Argento também faz uso de planos mega abertos, como na “belíssima” cena da morte do cego, focando as “sombras” passando nas paredes, dominando todo o espaço ao redor, procurando assim dar uma maior noção da dimensão do mal que os espreitava.

A trilha sonora é outro “personagem”. Fugindo da quase predominante trilha clássica usada nos filmes de terror, Argento embala os grandes momentos de seu filme com o rock da banda Goblin, com uma musicalidade pesada perfeita complementada por “suspiros” e gemidos de dor ao fundo, apresentada sempre em tom crescente, nos conduzindo lentamente à agonia.

Em alguns momentos, o volume alto da música sobrepondo-se aos gritos das personagens chega a ser realmente atordoante.

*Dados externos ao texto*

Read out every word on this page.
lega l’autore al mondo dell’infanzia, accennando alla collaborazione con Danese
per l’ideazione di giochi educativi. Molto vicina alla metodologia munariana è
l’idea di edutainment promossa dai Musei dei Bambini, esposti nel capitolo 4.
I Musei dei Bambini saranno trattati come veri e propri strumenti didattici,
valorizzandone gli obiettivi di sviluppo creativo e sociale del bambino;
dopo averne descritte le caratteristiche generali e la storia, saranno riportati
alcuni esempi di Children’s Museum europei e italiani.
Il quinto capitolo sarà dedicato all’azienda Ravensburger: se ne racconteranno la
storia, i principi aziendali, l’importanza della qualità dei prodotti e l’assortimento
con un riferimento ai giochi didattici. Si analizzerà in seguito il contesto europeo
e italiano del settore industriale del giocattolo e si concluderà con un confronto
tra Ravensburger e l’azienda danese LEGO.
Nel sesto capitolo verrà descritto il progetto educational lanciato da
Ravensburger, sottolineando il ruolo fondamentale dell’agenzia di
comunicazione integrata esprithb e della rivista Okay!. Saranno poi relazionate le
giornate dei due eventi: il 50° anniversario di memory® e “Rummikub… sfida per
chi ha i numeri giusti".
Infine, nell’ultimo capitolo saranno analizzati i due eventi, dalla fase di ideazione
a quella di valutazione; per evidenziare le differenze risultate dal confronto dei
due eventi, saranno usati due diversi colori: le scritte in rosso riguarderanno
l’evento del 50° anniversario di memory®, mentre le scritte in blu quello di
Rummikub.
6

A sensação ao ouvi-la é de que estamos realmente rodeados pelos mesmos demônios que dominavam o velho prédio. Seu ápice é alcançado nos momentos finais.

A "Mãe dos Suspiros" gritando (ao mesmo tempo em que gargalha ao coro de uma legião de demônios) “You want to kill me! You want to kill me! Hell it’s beyond that door ... The living dead!” é um dos momentos mais aterrorizantes e perturbadores que já presenciei em um filme.

Entretanto, muitos pontos fracos do roteiro são visíveis. Furos enormes que deixam alguns fatos importantes com pouca ou nenhuma explicação (como qual seria o envolvimento de alguns personagens importantes nos rituais de bruxaria, o destino de outros e a real motivação dos que veneravam a “Mãe dos Suspiros”). Porém, isso acaba sendo o de menos dentro desta obra.

Suspiria pode ser tida como a essência da contribuição do Argento para o cinema: a predominância da construção da atmosfera sobre o conteúdo. Todavia, a força das imagens que ele nos passa é tamanha que até mesmo o roteiro, um dos pontos-chave de um filme, e as atuações chegam a ser, em dados momentos, irrelevantes. E conseguir isso é um mérito de poucos. Somente gênios (e doentes) como Dario Argento têm esse dom.